№ 05 - Incense Extrême 2008

Apicius
21.09.2010 - 17:39 Uhr
20
Top Rezension
7.5
Haltbarkeit
8
Duft

Das Parfum, das Comme des Garcons nicht gemacht hat!

Incense Extrême erweist seinem Namen alle Ehre, denn es ist ein wirklich grenzwertiger Duft. Und nicht herkömmliches Räucherwerk macht diesen Duft aus, sondern die seltsame, synthetisch-gummiartige Note, die ein besonderes Kennzeichen von Andy Tauer zu sein scheint. Sie findet sich auch in dem berühmten L‘Air du Desert Marrocaine wieder.

Diese an Haushaltsgummis von früher erinnernde Note ist hier noch unverstellter und brutaler ins Licht gerückt. Insoweit könnte man in Incense Extrême auch die Intense-Version des Wüstenduftes sehen.

Incense Extrême muss man mit Vorsicht anwenden. Scheußlich ist es, direkt an der angesprühten Haut zu schnüffeln, jedenfalls in den ersten Minuten. Da ist es holzig, lakritzig und erinnert mich irgendwie an die Ausdünstungen einer chemischen Reinigung. Oder an Flussleichen wie die Wupper vor dem Niedergang der Textilindustrie. Sowas vermutet man höchstens von Comme des Garcons!

Doch in zwei oder drei Handbreit Entfernung fügt sich der Duft zusammen. Der allzu phenolische Charakter wird durch eine Art Cremigkeit gemildert. Mit etwas Wohlwollen erinnert man sich an den Geruch und Geschmack der kräftigeren Islay Single Malts: Lagavulin, Laphroaig, Ardbeg.

Ob Boswellia serrata Extrakt etwas anderes ist als die üblicherweise als Weihrauch bezeichnete Note? Jenen kann ich eher nicht erkennen. Denn der Duft hat nichts Verbranntes, Veraschtes, dafür aber viel Harziges. Die Angaben der Pyramide glaube ich im übrigen alle nicht. Das sind Näherungen, die einzelne Aspekte dieses Parfums eingrenzen, doch die entsprechenden üblichen Inhaltsstoffe dieser Noten müssen das noch lange nicht sein.
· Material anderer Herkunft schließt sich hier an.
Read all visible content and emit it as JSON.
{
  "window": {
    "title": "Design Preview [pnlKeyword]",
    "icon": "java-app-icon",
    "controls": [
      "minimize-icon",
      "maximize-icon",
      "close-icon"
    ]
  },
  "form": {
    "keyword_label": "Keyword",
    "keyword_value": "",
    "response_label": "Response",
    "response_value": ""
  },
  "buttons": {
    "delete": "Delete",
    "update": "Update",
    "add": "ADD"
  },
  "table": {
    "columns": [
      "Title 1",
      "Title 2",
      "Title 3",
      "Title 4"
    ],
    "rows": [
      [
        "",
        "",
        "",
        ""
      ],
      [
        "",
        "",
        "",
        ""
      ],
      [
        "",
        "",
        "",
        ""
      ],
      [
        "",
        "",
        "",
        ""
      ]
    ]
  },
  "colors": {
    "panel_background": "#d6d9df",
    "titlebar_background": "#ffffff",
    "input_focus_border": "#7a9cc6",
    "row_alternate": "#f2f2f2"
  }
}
Mich persönlich haben die Anklänge dieser Note schon im L'Air du Désert Marrocaine befremdet. Mit Incense Extrême fühle ich mich erst recht nicht wohl - wobei ich nicht weiß, ob ich diese Meinung nicht eines Tages revidiere. Denn als bloßes Wunderwerk der Chemie lässt sich das nicht abtun. Irgendwie gibt es dann auch wieder an Menschliches, an körperliche Aspekte erinnernde Anteile. Das ist schon aufregend.

Freunde des Gummis werden diesen Duft auf jeden Fall lieben. Doch bei äußerst sparsamer Anwendung könnte er auch allgemein gefallen. Wenn man es schafft, ihn so zu dosieren, dass man nicht brutal danach riecht, sondern eine ganz leichte, kaum wahrnehmbare Aura um sich verbereitet, ja dann könnten interessante Effekte entstehen: leichte Irritationen, verhaltenes Befremden, geweckte Aufmerksamkeit und die nicht ausgesprochene Frage, was hier so seltsam riecht.

Incense Extrême ist eine außergewöhnliche Dufterfahrung. Sie entzieht sich der klassischen Bewertung eines Parfums. Gegenüber alternativen Duftrichtungen sollte man aufgeschlossen sein, wenn man ihn testet.